What is it that distinguishes the founder of our faith from others?

Perhaps, the clearest difference is his exclusive claim not just to be the way to God but to be the God we all long to connect with.

C.S. Lewis, the great atheist turned Christian apologist, states in his book Mere Christianity that

“If you are a Christian you o not have to believe that all the other religions are simply wrong all through… If you are a Christian you are free to think that all these religions, even the queerest ones, contain at least some hint of the truth… But, of course, being a Christian does mean thinking that where Christianity differs from other religions, Christianity is right and they are wrong.
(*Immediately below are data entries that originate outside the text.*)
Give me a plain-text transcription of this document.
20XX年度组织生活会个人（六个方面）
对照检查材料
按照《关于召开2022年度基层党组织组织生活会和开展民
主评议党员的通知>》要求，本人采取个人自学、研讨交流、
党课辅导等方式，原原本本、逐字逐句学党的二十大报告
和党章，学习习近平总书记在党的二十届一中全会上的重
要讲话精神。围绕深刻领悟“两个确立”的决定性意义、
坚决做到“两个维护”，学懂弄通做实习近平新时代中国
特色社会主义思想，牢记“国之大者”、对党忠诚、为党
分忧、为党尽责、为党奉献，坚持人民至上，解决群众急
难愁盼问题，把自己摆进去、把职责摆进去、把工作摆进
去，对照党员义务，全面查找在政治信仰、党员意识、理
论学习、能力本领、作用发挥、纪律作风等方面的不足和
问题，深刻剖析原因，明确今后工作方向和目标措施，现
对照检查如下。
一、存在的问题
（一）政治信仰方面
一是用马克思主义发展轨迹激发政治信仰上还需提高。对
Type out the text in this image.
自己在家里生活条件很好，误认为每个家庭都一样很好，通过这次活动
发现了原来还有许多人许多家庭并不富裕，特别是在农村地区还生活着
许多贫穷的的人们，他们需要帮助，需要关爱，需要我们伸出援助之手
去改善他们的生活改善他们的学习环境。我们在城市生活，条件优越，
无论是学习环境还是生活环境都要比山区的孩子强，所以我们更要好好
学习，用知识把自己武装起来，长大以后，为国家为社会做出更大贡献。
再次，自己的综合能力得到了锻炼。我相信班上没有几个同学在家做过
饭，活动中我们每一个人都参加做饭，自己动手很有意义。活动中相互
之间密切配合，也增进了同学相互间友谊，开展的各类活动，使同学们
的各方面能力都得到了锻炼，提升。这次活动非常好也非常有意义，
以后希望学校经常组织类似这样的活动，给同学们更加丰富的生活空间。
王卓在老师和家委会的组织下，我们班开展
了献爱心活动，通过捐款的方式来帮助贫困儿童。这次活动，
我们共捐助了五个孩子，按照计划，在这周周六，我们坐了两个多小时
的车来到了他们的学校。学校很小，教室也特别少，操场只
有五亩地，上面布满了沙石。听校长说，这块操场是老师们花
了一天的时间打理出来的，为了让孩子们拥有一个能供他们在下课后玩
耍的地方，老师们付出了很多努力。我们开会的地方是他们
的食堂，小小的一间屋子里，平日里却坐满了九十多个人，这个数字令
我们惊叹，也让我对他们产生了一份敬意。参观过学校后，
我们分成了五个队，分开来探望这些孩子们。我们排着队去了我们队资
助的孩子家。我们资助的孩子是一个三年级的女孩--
As in arithmetic – there is only one right answer to a sum, and all other answers are wrong: but some of the wrong answers are much nearer being right than others.”

Barton Priebe, in his book, The Problem with Christianity (p. 111) quotes Albert Mohler from a conference message:

If all we need is a teacher of enlightenment, the Buddha will do; if all we need is a collection of gods for every occasion and need and hope, Hinduism will do; if all we need is a tribal deity, any tribal deity will do; if all we need is a lawgiver, Moses will do; if all we need is  a set of rules and a way of devotion, Muhammad or Joseph Smith will do; if all we need is inspiration and insight into the sovereign self, Oprah will do; but if we need a savior, only Jesus will do.”

Why do you think Jesus is different than all other faith founders? How has this impacted the choices and relationships you make on a day to day basis?